町田戦で阿部が今季初アシスト

 町田戦の後半アディショナルタイムに、阿部がピンポイントのセンタリングでオナイウのゴールを演出。
 勝点1を拾った、貴重な同点ゴールとなりました。
 これが阿部にとって、今季初のアシストとなりました。


 阿部はこれまでの試合でも、鋭く正確な左足でのキックで攻撃面に貢献。
 しかし、特に目立っていたのは、ビルドアップ面だったのではないでしょうか。
 町田戦でもワンタッチで一気に縦へ展開するなど、攻撃の一歩目として機能していました。



 町田は4-4-2で積極的に前からプレスをかけていくことで、コンパクトなサッカーを展開するのが基本的なスタイル。
 町田の2トップが相手CBにプレスをかけてパスコースを限定し、相手SBにボールが入ったらSHが長い距離を走って追いかけていく。
 そこで阿部はSHがプレスに来る前に、素早く展開するためダイレクトでの縦パスを狙っていったのでしょう。


 特に後半からは相手の最終ラインが下がり、町田のSHとの距離が広がったため、そこを突きやすかったという面があったと思います。
 また前半は本人も話している通り、阿部の裏を狙われて攻撃を作られていたため、その分攻撃に転じにくかったといった面もあったと思います。
 しかし、後半からの町田は選手の距離感が広がりすぎていたため、カウンターもうまく作れなくなっていった。
 それによって、結果的にジェフに攻撃の機会を与える余裕を作らせてしまったのではないかとも思います。



 阿部はこれまでの試合でも、状況判断の良さと正確な技術でビルドアップに貢献。
 特に斜め方向への楔のパスによって、攻撃を組み立てていた印象が強くあります。
 横浜FC戦などでは引いた相手にチーム全体が攻めあぐねる中で、阿部が1人でビルドアップを構築していたように見えました。


 ただ、そこから先がうまくつながらず、SB1人でのビルドアップには限界も感じました。
 楔のパスが入ったとして、そこからどう展開するのか。
 町田のように出来る限りラインを上げるチームが相手なら長いボールから船山が裏を取って攻撃を作ることが出来ますが、そうではない時にどのように組み立てていくかが今後の課題ではないでしょうか。
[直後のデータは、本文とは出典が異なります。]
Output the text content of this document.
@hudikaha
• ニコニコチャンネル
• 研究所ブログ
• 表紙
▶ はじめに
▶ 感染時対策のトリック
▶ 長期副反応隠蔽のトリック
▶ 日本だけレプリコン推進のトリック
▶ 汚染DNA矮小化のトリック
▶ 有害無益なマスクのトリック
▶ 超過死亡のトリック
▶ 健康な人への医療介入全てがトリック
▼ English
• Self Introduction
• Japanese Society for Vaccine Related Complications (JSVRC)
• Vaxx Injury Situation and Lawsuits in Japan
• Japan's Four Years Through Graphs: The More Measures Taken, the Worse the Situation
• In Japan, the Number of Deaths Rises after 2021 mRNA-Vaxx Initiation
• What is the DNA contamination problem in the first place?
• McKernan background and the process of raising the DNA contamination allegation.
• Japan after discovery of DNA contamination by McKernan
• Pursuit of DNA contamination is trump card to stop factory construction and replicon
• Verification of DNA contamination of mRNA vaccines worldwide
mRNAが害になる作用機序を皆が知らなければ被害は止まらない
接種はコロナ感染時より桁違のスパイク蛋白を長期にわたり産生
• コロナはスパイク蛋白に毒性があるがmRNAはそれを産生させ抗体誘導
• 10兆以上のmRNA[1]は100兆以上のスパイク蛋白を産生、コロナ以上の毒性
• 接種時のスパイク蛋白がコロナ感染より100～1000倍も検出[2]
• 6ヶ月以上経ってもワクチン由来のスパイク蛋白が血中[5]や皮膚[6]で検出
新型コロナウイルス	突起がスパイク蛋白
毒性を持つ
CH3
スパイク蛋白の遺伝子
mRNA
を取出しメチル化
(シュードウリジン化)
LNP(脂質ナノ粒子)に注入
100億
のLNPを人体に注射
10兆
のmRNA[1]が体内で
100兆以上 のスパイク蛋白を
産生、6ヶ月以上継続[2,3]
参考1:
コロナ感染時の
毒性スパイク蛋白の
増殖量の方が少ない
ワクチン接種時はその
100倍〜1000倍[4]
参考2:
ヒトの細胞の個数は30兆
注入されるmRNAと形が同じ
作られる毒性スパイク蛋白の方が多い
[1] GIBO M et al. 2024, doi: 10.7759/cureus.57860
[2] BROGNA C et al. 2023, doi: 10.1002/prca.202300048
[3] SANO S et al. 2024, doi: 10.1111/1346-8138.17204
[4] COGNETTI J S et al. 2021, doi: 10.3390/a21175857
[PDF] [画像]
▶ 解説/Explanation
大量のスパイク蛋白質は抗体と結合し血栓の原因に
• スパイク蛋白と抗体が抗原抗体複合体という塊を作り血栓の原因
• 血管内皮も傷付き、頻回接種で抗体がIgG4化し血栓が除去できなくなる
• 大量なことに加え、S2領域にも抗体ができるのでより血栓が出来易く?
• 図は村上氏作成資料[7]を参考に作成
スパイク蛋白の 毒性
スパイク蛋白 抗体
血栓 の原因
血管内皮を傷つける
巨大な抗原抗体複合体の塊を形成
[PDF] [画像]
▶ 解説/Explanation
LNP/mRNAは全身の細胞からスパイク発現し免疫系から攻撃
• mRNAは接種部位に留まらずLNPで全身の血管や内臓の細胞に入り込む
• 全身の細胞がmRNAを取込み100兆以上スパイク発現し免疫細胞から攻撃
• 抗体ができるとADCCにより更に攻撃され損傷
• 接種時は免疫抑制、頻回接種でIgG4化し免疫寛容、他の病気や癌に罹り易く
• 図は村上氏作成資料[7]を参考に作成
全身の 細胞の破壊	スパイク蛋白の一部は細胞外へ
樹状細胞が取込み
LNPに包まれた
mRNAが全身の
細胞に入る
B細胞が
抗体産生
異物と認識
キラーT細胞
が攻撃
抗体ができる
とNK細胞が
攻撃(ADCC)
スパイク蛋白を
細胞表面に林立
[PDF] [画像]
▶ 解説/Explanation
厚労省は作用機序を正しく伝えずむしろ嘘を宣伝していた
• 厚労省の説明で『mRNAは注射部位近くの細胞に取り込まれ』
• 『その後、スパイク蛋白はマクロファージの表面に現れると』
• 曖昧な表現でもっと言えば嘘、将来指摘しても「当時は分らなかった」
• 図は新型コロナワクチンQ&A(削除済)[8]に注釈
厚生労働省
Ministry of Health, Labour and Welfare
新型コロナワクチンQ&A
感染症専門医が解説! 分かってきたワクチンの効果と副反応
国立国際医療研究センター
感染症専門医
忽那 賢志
 ビルドアップ面では大いに貢献してきた阿部ですが、チャンスメイクといった点では物足りなさも感じていました。
 以前にも言ったように、1つは球質の問題もあるのではないかと思います。
 阿部の蹴るボールは、確かに速く鋭く正確だと思います。


 そのため、相手DFにとっては対応しにくい球質とも言えるでしょう。
 しかし、一方で鋭く速いボールは相手選手だけでなく味方選手にとっても、合わせるのが難しいボールとも言えると思います。
 パススピードにこだわりがあったオシム監督が、阿部勇樹に対して筋力があるのだから無理に速いボールを蹴ろうとしなくていいと言ったという話があります。
 それも速すぎるボールは受け手にとって合わせにくく、トラップからのコントロールも難しくなるからだと思います。



 阿部翔平がここまでアシストがなかったもう1つの理由は、ボールを出すエリアが低かったという面もあると思います。
 この日も後方からの縦パスが目立っていましたし、ここまでの試合でもビルドアップに貢献していた印象がある。
 しかし、後方でビルドアップに貢献していたということは、逆に言えばプレーエリアが低くなりがちで、攻撃の最後の部分には絡めていないということにも繋がる。


 今季のジェフの攻撃は基本的に船山などの仕掛けが中心で、中央からの攻撃が増えている印象も受けます。
 中央からの攻撃に偏っている分、サイドから良い形で阿部の左足を活かせる展開を作れていないようにも思います。
 阿部も自分でグイグイと仕掛けるタイプではないですし、昨年までのように谷澤が前で時間を作って中村が走り込むというような展開が作れないと、阿部のセンタリングを活かすという形は難しいのかもしれません。



 町田戦でアシストが生まれた場面も、後方からのロングボールをエウトンなどが競ったところから攻撃が始まった。
 これによって相手DFラインが全体的に中央に引き付けられて、サイドのスペースが空いた。
 加えて競り合いの中で、阿部が前に出ていく時間も作れていた。


 それによって、結果的に阿部が高い位置でプレーすることが出来た。
 さらに大外ではなく若干中央寄りで、センタリングを上げることも可能になった。
 どのような展開にせよ、阿部を活かすのであればこういった状況を作り出すことが、目標となるのではないかと思います。


 町田戦でも攻撃が一辺倒になりすぎる印象も受けましたし、実際に攻めあぐねた印象が強いように思います。
 そういった状況で、阿部を活かす形も持てるようにするというのは、今後の打開策を考える上で大きなヒントになるのかもしれませんね。